Come the opening round of the 2011 World Championship MotoGP season and Indian giant
Mahindra & Mahindra will embark upon a path never tread before by any Indian corporate
in the world of motorcycle road racing. Mahindra will be entering the 125cc class of the
MotoGP world championships with its very own team. Contrary to what anyone would expect
the reasons for this, it is a unique opportunity where Mahindra has employed all its
strengths across companies in its portfolio as to showcase its technological muscle and
its marketing savvy, which would by extension highlight its competitive capability in the
global sphere. And of course to up its brand value and exposure as it sets out to announce
to an unbelievably large global audience what the group stands for.
The World
MotoGP Championship is the blue riband of motorcycle sport, akin to what F1 means to
four-wheelers. While Mahindra has entered the vibrant Indian motorcycle market, first by
buying over Kinetic and then adding its very own 110cc commuter motorcycle to its small
but ever expanding range, the bigger potential is what Mahindra has overseas. Its
acquisition of Italian specialist engineering firm Engines Engineering a couple of years
ago is key, not just for its motorcycle ambitions in India but also its key engineering
skills base across its automotive brands.

Engines Engineering has been very active in the sport, having made racing
machines and also specialized components for some of the world's best known racing teams.
In fact, it also has been responsible for very many specialist motorcycles built for
racing by another Indian two-wheeler maker who however has never dared venture forth
beyond our shores.
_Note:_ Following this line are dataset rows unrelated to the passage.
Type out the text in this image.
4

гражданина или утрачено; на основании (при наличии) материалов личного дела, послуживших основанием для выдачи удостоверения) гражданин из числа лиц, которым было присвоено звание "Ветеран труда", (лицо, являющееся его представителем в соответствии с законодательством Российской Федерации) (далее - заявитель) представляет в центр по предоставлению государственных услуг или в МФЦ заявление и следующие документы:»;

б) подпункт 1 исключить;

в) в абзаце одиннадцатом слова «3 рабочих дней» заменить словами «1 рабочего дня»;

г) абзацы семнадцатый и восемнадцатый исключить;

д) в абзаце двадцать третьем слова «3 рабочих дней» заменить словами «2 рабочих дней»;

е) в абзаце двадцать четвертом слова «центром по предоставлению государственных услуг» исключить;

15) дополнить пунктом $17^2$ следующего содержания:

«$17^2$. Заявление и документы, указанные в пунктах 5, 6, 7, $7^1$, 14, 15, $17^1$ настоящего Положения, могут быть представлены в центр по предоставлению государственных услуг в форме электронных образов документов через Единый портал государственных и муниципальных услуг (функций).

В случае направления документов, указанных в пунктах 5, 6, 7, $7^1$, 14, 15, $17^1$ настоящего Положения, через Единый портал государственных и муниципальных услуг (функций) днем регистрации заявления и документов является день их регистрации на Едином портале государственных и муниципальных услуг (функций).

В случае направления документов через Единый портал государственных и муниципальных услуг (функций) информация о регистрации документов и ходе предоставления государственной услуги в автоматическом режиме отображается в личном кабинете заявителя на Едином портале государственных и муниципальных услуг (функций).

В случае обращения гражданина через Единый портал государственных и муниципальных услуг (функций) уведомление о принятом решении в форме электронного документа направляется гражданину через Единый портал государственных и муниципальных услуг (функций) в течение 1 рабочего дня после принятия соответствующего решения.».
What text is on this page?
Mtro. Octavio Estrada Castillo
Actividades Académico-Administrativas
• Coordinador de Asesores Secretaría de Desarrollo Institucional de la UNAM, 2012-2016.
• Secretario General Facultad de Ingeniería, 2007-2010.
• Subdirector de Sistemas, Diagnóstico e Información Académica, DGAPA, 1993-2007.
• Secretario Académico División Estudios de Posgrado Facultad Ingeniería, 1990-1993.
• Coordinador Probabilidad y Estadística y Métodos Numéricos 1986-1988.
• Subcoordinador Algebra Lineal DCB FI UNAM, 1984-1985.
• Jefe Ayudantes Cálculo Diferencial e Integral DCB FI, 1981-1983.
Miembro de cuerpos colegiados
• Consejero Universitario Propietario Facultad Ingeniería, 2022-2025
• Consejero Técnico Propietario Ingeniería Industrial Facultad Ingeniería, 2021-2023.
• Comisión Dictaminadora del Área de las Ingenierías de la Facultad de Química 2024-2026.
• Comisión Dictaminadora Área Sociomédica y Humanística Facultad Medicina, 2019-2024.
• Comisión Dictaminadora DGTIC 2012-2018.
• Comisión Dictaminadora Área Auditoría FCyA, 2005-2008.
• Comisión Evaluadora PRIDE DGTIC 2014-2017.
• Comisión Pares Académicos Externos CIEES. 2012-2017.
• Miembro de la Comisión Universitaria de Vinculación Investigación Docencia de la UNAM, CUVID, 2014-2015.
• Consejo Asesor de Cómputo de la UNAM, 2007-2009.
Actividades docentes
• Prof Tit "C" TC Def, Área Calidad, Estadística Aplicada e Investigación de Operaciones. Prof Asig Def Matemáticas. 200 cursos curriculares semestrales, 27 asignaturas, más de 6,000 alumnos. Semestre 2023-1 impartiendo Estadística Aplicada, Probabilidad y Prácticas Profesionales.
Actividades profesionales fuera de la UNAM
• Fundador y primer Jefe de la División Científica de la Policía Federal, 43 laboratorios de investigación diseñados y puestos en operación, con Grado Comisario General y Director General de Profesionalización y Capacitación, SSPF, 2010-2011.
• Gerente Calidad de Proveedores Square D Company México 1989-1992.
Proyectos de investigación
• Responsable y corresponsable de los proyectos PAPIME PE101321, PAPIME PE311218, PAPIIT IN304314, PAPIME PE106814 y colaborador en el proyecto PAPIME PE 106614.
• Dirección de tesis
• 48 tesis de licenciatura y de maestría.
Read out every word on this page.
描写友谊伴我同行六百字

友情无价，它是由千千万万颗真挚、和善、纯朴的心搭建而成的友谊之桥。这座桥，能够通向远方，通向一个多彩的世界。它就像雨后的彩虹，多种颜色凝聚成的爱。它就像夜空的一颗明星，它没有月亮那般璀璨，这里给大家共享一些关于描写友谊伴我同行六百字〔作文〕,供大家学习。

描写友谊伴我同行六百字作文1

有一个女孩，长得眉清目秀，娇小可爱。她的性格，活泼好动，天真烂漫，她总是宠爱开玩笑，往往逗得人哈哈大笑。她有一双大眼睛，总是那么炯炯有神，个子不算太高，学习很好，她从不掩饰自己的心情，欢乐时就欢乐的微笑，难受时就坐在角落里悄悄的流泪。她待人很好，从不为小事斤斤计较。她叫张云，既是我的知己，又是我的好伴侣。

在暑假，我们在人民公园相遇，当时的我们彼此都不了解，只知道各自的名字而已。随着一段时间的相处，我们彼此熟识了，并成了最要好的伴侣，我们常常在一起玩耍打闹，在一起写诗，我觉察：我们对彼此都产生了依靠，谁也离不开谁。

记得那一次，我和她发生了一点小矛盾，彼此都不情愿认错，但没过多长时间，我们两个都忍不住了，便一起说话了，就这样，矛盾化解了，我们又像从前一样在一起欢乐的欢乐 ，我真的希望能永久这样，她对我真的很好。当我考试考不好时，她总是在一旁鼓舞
Technology is key driver for this move into the sport and an
application has been made to the World MotoGP Championship series promoter Dorna for an
entry in the 125cc class for 2011. It is expected that the team will be known as Mahindra
and it will enter a team of two riders in the 2011 season. The bikes, the riders and the
team management would be made up of specialists from within Mahindra & Mahindra and
the team would be based at Engines Engineering facility in Italy.

The prime objective is not to just highlight Mahindra as a motorcycle maker but to use
the exercise meaningfully to derive technological skills, enhance managerial capabilities
on the move, and perform on a strong basis against the best rivals in the business.
Speaking of rivals Mahindra can expect to face firmly entrenched bike makers like Piaggio
subsidiaries Gilera and Derbi plus also dominant class leader Aprilia.
The entire exercise is not meant to be one of a hobbyists' nature but to compete for top
honours and present Mahindra as a globally emerging engineering and technology giant.
Group companies like Mahindra’s Engineering Services Division, its IT divisions,
Systech specialist auto components division and also of course Mahindra 2Wheelers would
all be involved in this unique exercise which is without parallel in the Indian automotive
industry.

The World MotoGP Championship is also the one which is beamed across the globe,
just as F1 is, and it closely follows F1 in the audience it caters to. The 2011 season
will be the last for the 125cc two-stroke class for in 2012 this class changes to the
Moto3 category for four-stroke motorcycles and this would also be a good test bed for the
firm to perfect its approach to small capacity mass-produced bikes which are penciled into
the Mahindra product range around the same time. Factor in the fact that there would be an
Indian MotoGP Grand Prix in 2012 at the Jaypee circuit in Noida, this Mahindra move may be
coincidental but it dovetails well in the overall scheme of things.
Given the exposure Mahindra Satyam garnered during the recently held FIFA World Cup,
the group is clear that it would marry its technological capabilities with a series that
will place it firmly on the same platform as world leaders Piaggio, Honda, Yamaha, Suzuki
and Ducati. And that as they say is one audacious but very do-able thing. Wonder why the
other entrenched Indian bike makers never opened their minds to!